スタジオセットは11年前を再現することができるが、ロケを行う鎌倉の現地は、「長倉家があった場所が、今はイタリアンレストランになっているんです。千明の家は代替わりして、新築の家になっていました」と、大きく変化を遂げていた。

時の流れで街が変わってしまうのは当然、仕方のないことだ。しかし千明は古民家に住んでいるという設定のため、新築の家の外観を映すわけにいかない。放送の画面上では、かつての雰囲気のままだが、どのような工夫を凝らしたのか。

塩入氏は「これはもう大道具で作って再現しようということになりました」と打ち明ける。実際に建っている新築の家の前に、11年前と同じ三角の屋根のある特徴的な玄関先を建て、後ろに見える新しい家はCGで処理するという力技で対応したのだ。

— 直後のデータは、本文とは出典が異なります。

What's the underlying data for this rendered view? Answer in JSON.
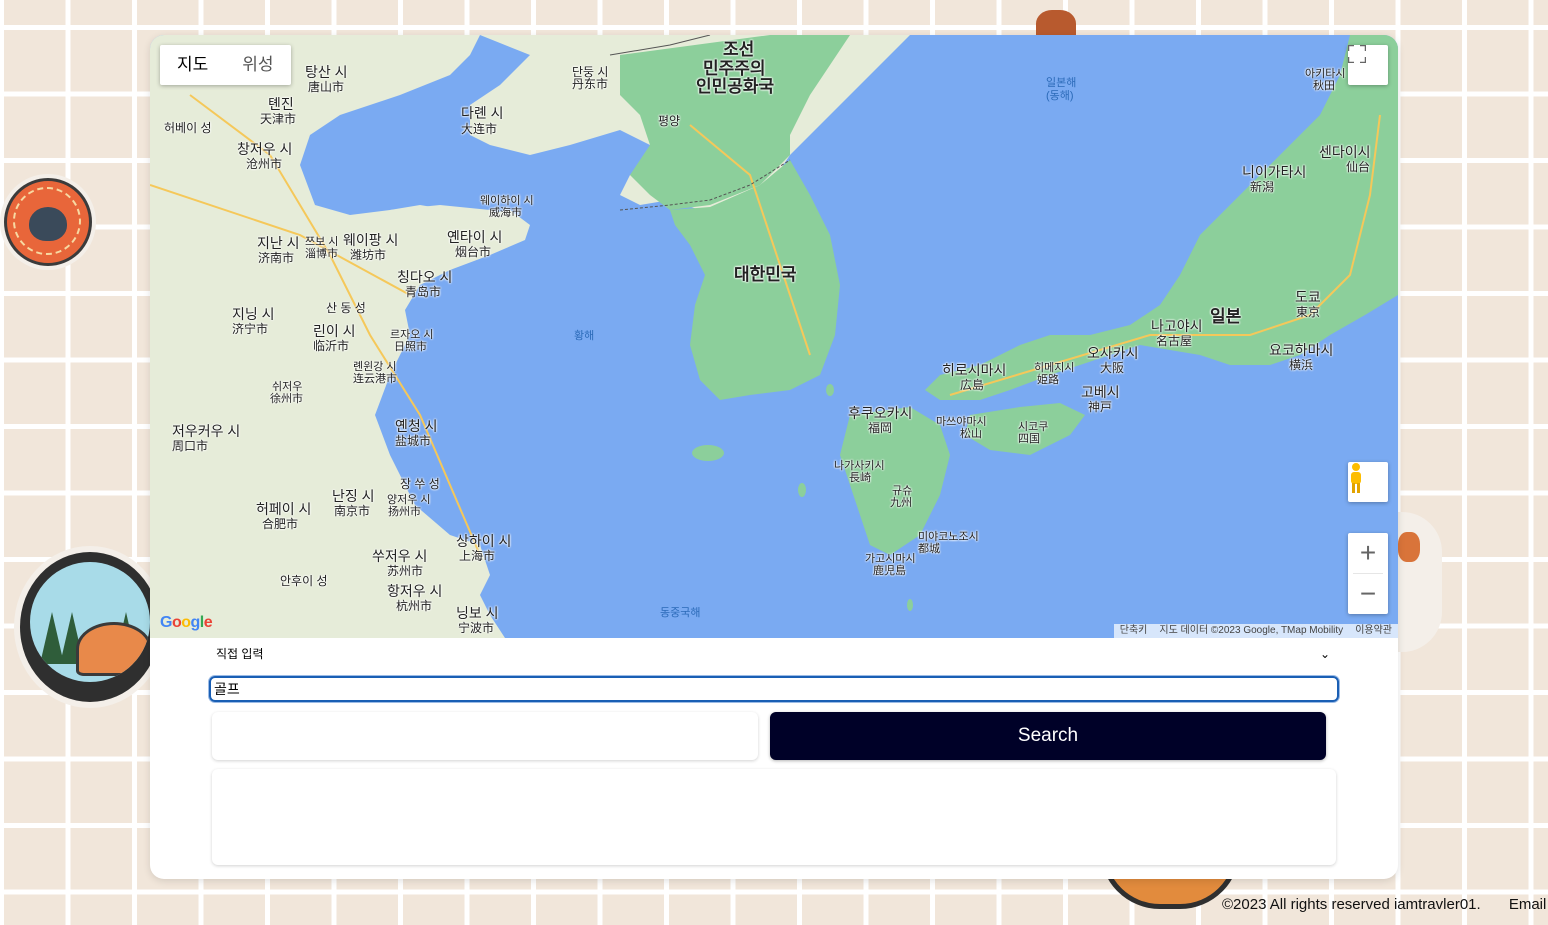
{
  "map": {
    "map_types": [
      "지도",
      "위성"
    ],
    "active_map_type": "지도",
    "labels": {
      "north_korea_1": "조선",
      "north_korea_2": "민주주의",
      "north_korea_3": "인민공화국",
      "south_korea": "대한민국",
      "japan": "일본",
      "pyongyang": "평양",
      "yellow_sea": "황해",
      "east_sea_1": "일본해",
      "east_sea_2": "(동해)",
      "east_china_sea": "동중국해",
      "tangshan": "탕산 시",
      "tangshan_cn": "唐山市",
      "tianjin": "톈진",
      "tianjin_cn": "天津市",
      "hebei": "허베이 성",
      "cangzhou": "창저우 시",
      "cangzhou_cn": "沧州市",
      "dalian": "다롄 시",
      "dalian_cn": "大连市",
      "dandong": "단둥 시",
      "dandong_cn": "丹东市",
      "weihai": "웨이하이 시",
      "weihai_cn": "威海市",
      "yantai": "옌타이 시",
      "yantai_cn": "烟台市",
      "weifang": "웨이팡 시",
      "weifang_cn": "潍坊市",
      "jinan": "지난 시",
      "jinan_cn": "济南市",
      "zibo": "쯔보 시",
      "zibo_cn": "淄博市",
      "qingdao": "칭다오 시",
      "qingdao_cn": "青岛市",
      "shandong": "산 동 성",
      "jining": "지닝 시",
      "jining_cn": "济宁市",
      "linyi": "린이 시",
      "linyi_cn": "临沂市",
      "rizhao": "르자오 시",
      "rizhao_cn": "日照市",
      "lianyungang": "롄윈강 시",
      "lianyungang_cn": "连云港市",
      "xuzhou": "쉬저우",
      "xuzhou_cn": "徐州市",
      "zhoukou": "저우커우 시",
      "zhoukou_cn": "周口市",
      "yancheng": "옌청 시",
      "yancheng_cn": "盐城市",
      "jiangsu": "장 쑤 성",
      "hefei": "허페이 시",
      "hefei_cn": "合肥市",
      "nanjing": "난징 시",
      "nanjing_cn": "南京市",
      "yangzhou": "양저우 시",
      "yangzhou_cn": "扬州市",
      "suzhou": "쑤저우 시",
      "suzhou_cn": "苏州市",
      "shanghai": "상하이 시",
      "shanghai_cn": "上海市",
      "hangzhou": "항저우 시",
      "hangzhou_cn": "杭州市",
      "ningbo": "닝보 시",
      "ningbo_cn": "宁波市",
      "anhui": "안후이 성",
      "niigata": "니이가타시",
      "niigata_cn": "新潟",
      "sendai": "센다이시",
      "sendai_cn": "仙台",
      "akita": "아키타시",
      "akita_cn": "秋田",
      "tokyo": "도쿄",
      "tokyo_cn": "東京",
      "yokohama": "요코하마시",
      "yokohama_cn": "横浜",
      "nagoya": "나고야시",
      "nagoya_cn": "名古屋",
      "osaka": "오사카시",
      "osaka_cn": "大阪",
      "kobe": "고베시",
      "kobe_cn": "神戸",
      "himeji": "히메지시",
      "himeji_cn": "姫路",
      "hiroshima": "히로시마시",
      "hiroshima_cn": "広島",
      "matsuyama": "마쓰야마시",
      "matsuyama_cn": "松山",
      "shikoku": "시코쿠",
      "shikoku_cn": "四国",
      "fukuoka": "후쿠오카시",
      "fukuoka_cn": "福岡",
      "nagasaki": "나가사키시",
      "nagasaki_cn": "長崎",
      "kyushu": "규슈",
      "kyushu_cn": "九州",
      "miyakonojo": "미야코노조시",
      "miyakonojo_cn": "都城",
      "kagoshima": "가고시마시",
      "kagoshima_cn": "鹿児島"
    },
    "attribution": {
      "shortcuts": "단축키",
      "data": "지도 데이터 ©2023 Google, TMap Mobility",
      "terms": "이용약관"
    },
    "logo": "Google"
  },
  "form": {
    "select_value": "직접 입력",
    "text_input_value": "골프",
    "search_label": "Search"
  },
  "footer": {
    "copyright": "©2023 All rights reserved iamtravler01.",
    "email": "Email"
  },
  "colors": {
    "water": "#7aaaf2",
    "land": "#e9efe4",
    "search_button": "#000128",
    "background": "#f1e6da"
  }
}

「なくなってしまった門扉とかも全部大道具で作って、植栽も美術で入れたことでほぼ再現できたと思います」という自信作。キャストや他のスタッフたちも、以前の千明宅が建て替えられたのを知っていただけに、「初めてのロケの時に“これはすごい!”と言ってくださいました。大変でしたがこの作品は“あれがないと始まらない”ので、再現できて良かったと思います」と胸をなでおろしたそうだ。

  • 千明の家外観のセット設営の様子

千明とまさかの同郷だった

また、同シリーズで第3作にして初めて出てきたのが、千明の実家だ。ここには偶然の産物があった。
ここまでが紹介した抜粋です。